La cérémonie d’ouverture du festival s’est déroulée dans la soirée de lundi en présence du ministre de la Communication, M. Khalid Naciri ; du wali de la région Tanger-Tétouan, M. Mohamed Hassad ; du gouverneur de la province Fahs Anjra, M. Mohamed Arif ; du préfet de police de Tanger, M. Mohamed Ouhachi ; du directeur du CCM, M. Noureddine Saïl ; d’un représentant du maire de Tanger ; d’élus ; d’un grand nombre de cinéastes et d’artistes marocains et étrangers, ainsi que d’un très nombreux public, qui ont assisté à la projection, au cinéma Roxy, du film égyptien « Le paysan éloquent », produit en 1970 par le centre égyptien du cinéma, et réalisé par Abdessalam Chadi. Ce court métrage de 20 minutes raconte l’histoire d’un paysan qui s’est fait voler ses biens alors qu’il se rendait à la bourgade la plus proche de son village. Pour se faire justice, il invoque le Pharaon en une langue pure et idéale. Cependant le Pharaon fait la sourde oreille et pousse le paysan dans ses derniers retranchements.

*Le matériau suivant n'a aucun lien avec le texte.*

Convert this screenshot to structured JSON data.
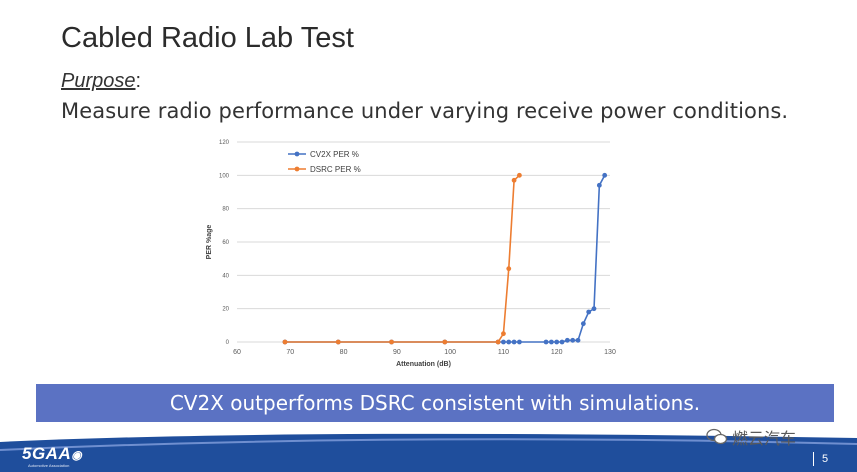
{
  "slide": {
    "title": "Cabled Radio Lab Test",
    "purpose_label": "Purpose",
    "purpose_colon": ":",
    "purpose_text": "Measure radio performance under varying receive power conditions.",
    "banner_text": "CV2X outperforms DSRC consistent with simulations.",
    "page_number": "5",
    "logo_text": "5GAA",
    "logo_subtext": "Automotive Association",
    "watermark_text": "燃云汽车"
  },
  "colors": {
    "banner": "#5b72c3",
    "cv2x": "#4472c4",
    "dsrc": "#ed7d31",
    "footer": "#1f4e9c"
  },
  "chart_data": {
    "type": "line",
    "title": "",
    "xlabel": "Attenuation (dB)",
    "ylabel": "PER %age",
    "xlim": [
      60,
      130
    ],
    "ylim": [
      0,
      120
    ],
    "xticks": [
      60,
      70,
      80,
      90,
      100,
      110,
      120,
      130
    ],
    "yticks": [
      0,
      20,
      40,
      60,
      80,
      100,
      120
    ],
    "legend_position": "top-left",
    "grid": "horizontal",
    "series": [
      {
        "name": "CV2X PER %",
        "color": "#4472c4",
        "points": [
          [
            69,
            0
          ],
          [
            79,
            0
          ],
          [
            89,
            0
          ],
          [
            99,
            0
          ],
          [
            109,
            0
          ],
          [
            110,
            0
          ],
          [
            111,
            0
          ],
          [
            112,
            0
          ],
          [
            113,
            0
          ],
          [
            118,
            0
          ],
          [
            119,
            0
          ],
          [
            120,
            0
          ],
          [
            121,
            0
          ],
          [
            122,
            1
          ],
          [
            123,
            1
          ],
          [
            124,
            1
          ],
          [
            125,
            11
          ],
          [
            126,
            18
          ],
          [
            127,
            20
          ],
          [
            128,
            94
          ],
          [
            129,
            100
          ]
        ]
      },
      {
        "name": "DSRC PER %",
        "color": "#ed7d31",
        "points": [
          [
            69,
            0
          ],
          [
            79,
            0
          ],
          [
            89,
            0
          ],
          [
            99,
            0
          ],
          [
            109,
            0
          ],
          [
            110,
            5
          ],
          [
            111,
            44
          ],
          [
            112,
            97
          ],
          [
            113,
            100
          ]
        ]
      }
    ]
  }
}
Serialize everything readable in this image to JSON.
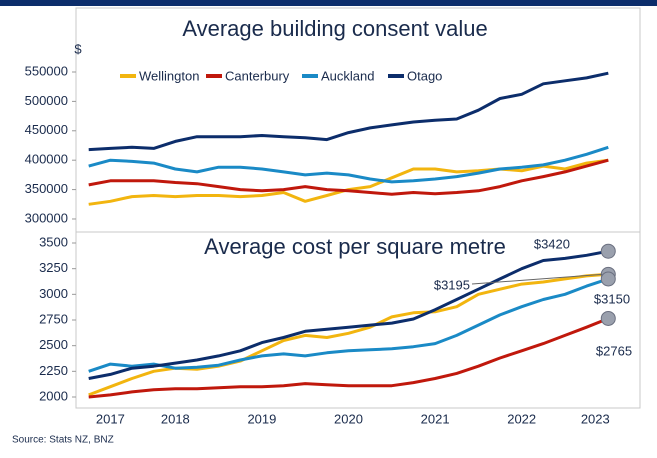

Pour le directeur du CCM, le développement du festival se traduit par le nombre de films programmés pour cette édition. « La plus importante nouveauté de ce festival est celle d’avoir pu allier l’Afrique à la Méditerranée dont on enregistre un retour profond vers l’Afrique », indique M. Noureddine Saïl, estimant que le continent noir a eu un apport essentiel dans cette culture dite de la Méditerranée.
Afin de justifier l’absence au festival de Tanger de certaines personnalités littéraires et spécialistes du cinéma, figures emblématiques de la plupart des festivals du 7ème art, M. Saïl fait valoir l’insuffisance de moyens : « Le budget alloué à cette édition s’élève à près de trois millions de dirhams. Il est pratiquement de même valeur pour les quatre dernières années et ne nous permet pas d’inviter, entre autres, les écrivains et critiques de cinéma », déplorera-t-il.
Côté compétition, le président du jury est plutôt optimiste : «Je suis convaincu qu’on aura une très belle sélection de films sur lesquels les discussions seront certainement riches et utiles et donnera cette année un bon palmarès», a affirme M. Nabil Ayouch, à l’ouverture du festival.
Attendons donc la cérémonie de clôture de ce soir pour connaître les heureux lauréats des prix de cette sixième édition au riche palmarès.